De Raad kan gedaagde hierin niet volgen. Het CMD is
blijkens de gemeenschappelijke regeling gevestigd te
Waalwijk en heeft één (algemeen en dagelijks) bestuur
en één directeur. Het algemeen bestuur stelt - in
overleg met de directeur - het leerplan vast, terwijl
de directeur het rooster van lesuren in
overeenstemming met het leerplan vaststelt;
administratie en financieel beheer vinden centraal
plaats in Waalwijk. Het dagelijks bestuur regelt
aanstelling, schorsing en ontslag van de docenten bij
het CMD. Appellante is laatstelijk in 1980 aangesteld
als docente klassiek ballet zonder dat daarbij een
specifieke plaats van tewerkstelling is aangegeven;
wijziging van die aanstelling heeft nadien niet
plaatsgevonden.
Namens gedaagde is aanvankelijk gesteld dat appellante
steeds uitsluitend in Drunen heeft lesgegeven. Uit de
gedingstukken en het verhandelde ter zitting is echter
gebleken dat appellante ook lessen klassiek ballet in
Waalwijk heeft gegeven en voorts, dat zij daar
regelmatig met haar collega-docente balletuitvoeringen
voor het CMD gaf.
Gelet op al het vorenstaande is de Raad van oordeel
dat met betrekking tot het onderdeel klassiek ballet
te Drunen van de sector dansante vorming van het CDM
niet is gebleken van een zodanig organisatorisch
zelfstandig dienstonderdeel/dienstvak dat gedaagdes
beslissing dat onderdeel te doen verdwijnen tevens zou
inhouden dat de betrekking van appellante zou zijn
opgeheven.
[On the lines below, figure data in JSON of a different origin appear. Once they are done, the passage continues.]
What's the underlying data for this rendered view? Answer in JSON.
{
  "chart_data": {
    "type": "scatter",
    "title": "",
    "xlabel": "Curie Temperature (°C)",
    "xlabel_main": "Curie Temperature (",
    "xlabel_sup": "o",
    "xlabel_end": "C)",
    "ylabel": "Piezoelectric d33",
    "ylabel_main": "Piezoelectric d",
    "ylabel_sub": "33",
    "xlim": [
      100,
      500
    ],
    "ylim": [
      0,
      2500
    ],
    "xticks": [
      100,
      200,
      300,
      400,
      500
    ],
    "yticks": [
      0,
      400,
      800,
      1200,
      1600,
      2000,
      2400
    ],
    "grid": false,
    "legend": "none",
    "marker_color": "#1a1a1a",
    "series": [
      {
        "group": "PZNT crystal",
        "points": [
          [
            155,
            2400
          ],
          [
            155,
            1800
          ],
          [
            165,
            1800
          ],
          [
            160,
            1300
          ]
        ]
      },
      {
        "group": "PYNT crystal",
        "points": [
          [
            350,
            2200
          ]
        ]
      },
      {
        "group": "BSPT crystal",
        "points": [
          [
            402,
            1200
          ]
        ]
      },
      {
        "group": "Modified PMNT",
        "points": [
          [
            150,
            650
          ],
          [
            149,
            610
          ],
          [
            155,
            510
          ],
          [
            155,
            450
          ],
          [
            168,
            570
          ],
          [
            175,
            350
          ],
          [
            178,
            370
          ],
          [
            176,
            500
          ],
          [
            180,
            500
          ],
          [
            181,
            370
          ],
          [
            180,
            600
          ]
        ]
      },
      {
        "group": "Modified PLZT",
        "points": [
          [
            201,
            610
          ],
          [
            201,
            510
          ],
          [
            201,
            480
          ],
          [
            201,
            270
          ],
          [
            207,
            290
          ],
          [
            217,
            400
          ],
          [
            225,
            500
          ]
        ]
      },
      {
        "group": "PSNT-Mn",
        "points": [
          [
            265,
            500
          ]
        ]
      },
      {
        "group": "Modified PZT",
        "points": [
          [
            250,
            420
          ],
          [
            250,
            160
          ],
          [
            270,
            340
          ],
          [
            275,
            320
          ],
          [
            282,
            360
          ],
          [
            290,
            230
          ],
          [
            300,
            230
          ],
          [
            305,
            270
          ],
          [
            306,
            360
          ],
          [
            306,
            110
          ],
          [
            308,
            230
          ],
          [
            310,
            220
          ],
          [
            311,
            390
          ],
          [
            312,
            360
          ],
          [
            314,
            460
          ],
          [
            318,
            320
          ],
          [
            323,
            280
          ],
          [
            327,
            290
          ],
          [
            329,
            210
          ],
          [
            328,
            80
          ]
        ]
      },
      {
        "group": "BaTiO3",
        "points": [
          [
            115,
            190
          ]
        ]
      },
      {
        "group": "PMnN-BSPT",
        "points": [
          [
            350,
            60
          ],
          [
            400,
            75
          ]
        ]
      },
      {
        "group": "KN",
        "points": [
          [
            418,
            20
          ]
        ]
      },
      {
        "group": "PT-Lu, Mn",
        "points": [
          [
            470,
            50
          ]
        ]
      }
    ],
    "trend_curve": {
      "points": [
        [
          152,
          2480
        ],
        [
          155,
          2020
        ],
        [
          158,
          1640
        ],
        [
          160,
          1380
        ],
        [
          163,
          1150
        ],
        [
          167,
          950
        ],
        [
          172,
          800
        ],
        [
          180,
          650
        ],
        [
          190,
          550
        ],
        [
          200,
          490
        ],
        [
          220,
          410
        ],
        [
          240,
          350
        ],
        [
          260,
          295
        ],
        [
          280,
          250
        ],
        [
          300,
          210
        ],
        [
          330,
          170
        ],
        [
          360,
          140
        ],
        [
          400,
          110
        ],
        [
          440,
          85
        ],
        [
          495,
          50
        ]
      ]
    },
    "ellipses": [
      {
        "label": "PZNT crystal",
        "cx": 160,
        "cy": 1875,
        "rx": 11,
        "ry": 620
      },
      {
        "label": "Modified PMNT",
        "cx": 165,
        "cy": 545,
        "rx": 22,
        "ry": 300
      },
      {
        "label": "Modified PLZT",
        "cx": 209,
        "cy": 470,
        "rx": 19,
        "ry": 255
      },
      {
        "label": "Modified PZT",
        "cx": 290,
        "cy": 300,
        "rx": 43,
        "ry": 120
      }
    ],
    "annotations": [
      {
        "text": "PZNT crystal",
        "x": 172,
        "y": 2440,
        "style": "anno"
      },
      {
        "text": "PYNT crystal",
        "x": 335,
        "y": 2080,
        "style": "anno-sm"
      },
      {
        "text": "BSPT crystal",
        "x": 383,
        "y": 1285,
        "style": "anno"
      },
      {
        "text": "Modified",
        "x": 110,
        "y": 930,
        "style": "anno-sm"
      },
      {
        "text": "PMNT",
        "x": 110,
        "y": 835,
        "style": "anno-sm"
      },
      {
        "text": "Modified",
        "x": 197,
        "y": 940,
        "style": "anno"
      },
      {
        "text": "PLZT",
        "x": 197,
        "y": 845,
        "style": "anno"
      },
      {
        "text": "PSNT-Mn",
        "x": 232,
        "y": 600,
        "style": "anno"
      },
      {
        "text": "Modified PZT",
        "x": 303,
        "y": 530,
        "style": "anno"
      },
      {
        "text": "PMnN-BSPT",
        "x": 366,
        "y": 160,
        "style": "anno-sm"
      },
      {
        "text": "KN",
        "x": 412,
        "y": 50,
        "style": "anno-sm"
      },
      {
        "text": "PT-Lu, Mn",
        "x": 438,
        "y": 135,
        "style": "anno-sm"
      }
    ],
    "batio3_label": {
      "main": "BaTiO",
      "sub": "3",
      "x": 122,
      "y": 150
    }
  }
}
Uitgaande van de gehele sector klassiek
ballet van het CMD houdt dit in een vermindering van
functie-omvang als bedoeld in het tweede lid van het
hiervoor omschreven artikel H 7, inclusief de daarbij
geregelde afvloeiingsvolgorde.
Het vorenoverwogene houdt in dat het bestreden besluit
en de aangevallen uitspraak niet in stand kunnen
blijven.
Door en namens appellante is verzocht om de
rechtsgevolgen van het vernietigde besluit van 16 juni
- 1994.
geheel of gedeeltelijk in stand te laten, zulks
met toekenning van een schadevergoeding.
De Raad ziet echter, mede gelet op hetgeen namens
gedaagde dienaangaande is verklaard, in de gegeven
omstandigheden onvoldoende grond voor toepassing van
artikel 8:72, derde lid, van de Algemene wet
bestuursrecht (Awb).
Voorts acht hij, nu moet worden vastgesteld dat aan
het primaire ontslagbesluit hetzelfde gebrek kleeft
als aan het bestreden besluit, termen aanwezig om met
toepassing van artikel 8:72, vierde lid, van de Awb
ook het besluit van 24 januari 1994 te vernietigen.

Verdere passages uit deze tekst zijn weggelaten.